Não gostei: Os Observadores (filme de Ishana Night Shyamalan, 2024)
É o filme de estreia da filha do homem. Sim, ele mesmo. Depois de “estagiar” dirigindo a segunda unidade de filmes do pai e de dirigir 6 episódios de Servant, série da AppleTV que me agradou até a primeira temporada, ela estreia em seu primeiro longa. É uma adaptação literária, mas também é uma pitada de A Vila (floresta misteriosa) com outra pitada de A Dama da Água (fantasia urbana), com a premissa de culpa de Sinais (alguém morre por culpa da protagonista).
Uma jovem americana solitária, que gosta de fingir ser outra pessoa para curtir a noite dublinense, recebe a missão de ir deixar um pássaro num lugar remoto. Ao passar por uma floresta esquisita, fica presa lá e descobre uma casa onde encontra outros sobreviventes. Com o grupo, ela precisa sobreviver às criaturas noturnas que, todos os dias, aparecem para observá-los.
É uma pena que seja tão expositivo, constantemente. Gosto da ideia de criaturas observadoras que mimetizam humanos, da referência às falhas da IA em nosso mundo contemporâneo. Mas o que sobra de inspirado nisso, falta muito pra chegar em algum lugar minimamente memorável.
Visto no Max.
Gostei: Garra Humana (filme de Sean Durkin, 2023)

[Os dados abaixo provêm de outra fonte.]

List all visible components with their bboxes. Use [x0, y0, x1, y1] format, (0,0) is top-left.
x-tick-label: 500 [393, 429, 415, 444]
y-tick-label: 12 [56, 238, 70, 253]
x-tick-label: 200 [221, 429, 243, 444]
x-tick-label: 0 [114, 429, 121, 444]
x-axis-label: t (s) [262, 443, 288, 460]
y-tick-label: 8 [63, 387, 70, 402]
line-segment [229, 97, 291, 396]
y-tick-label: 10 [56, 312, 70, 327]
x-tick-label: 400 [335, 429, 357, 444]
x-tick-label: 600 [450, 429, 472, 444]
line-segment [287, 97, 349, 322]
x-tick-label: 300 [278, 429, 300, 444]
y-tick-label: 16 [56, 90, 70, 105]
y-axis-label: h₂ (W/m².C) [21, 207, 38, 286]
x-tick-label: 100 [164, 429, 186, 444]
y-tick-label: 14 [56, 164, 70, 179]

Amargo e desprezado no Oscar, Garra de Ferro colhe o fruto mais direto de O Lutador, de Aronofski, mas também da construção de Touro Indomável, de Scorcese. Uma família obcecada pela performance nas famosas lutas livres (as fakes, de TV, chamadas de “wrestling”) começa a viver os percalços de sua própria obsessão. O elemento baseado numa história real, claro, bate forte aqui no impacto gerado ao final do filme. Acontece que mesmo diante de uma direção que tem boas ideias e até poderia ter se soltado mais no que entrega em sua camada subjetiva, tem uma coisa que me pega demais. O filme, em si, é sobre um processo de brutalização familiar. Sobre como um homem que tocava clarinete e uma mulher que pintava paisagens calmas se tornam duas pessoas secas. Sobre como 4 irmãos que amavam estar juntos passam a detestar isso. Talvez para olhares mais experientes soe banal a premissa de que a distância da arte e a aproximação da brutalidade seja causa-e-efeito. Mas há imagens que ficam e uma dessas é a desse cara (Zac Efron) grande feito um armário, fragilizado numa ligação com a esposa, de uma cabine telefônica, negando voltar para casa porque não quer que a maldição de sua família chegue aos seus filhos. Achei forte.
Visto no Stremio (mas está disponível no Telecine Play).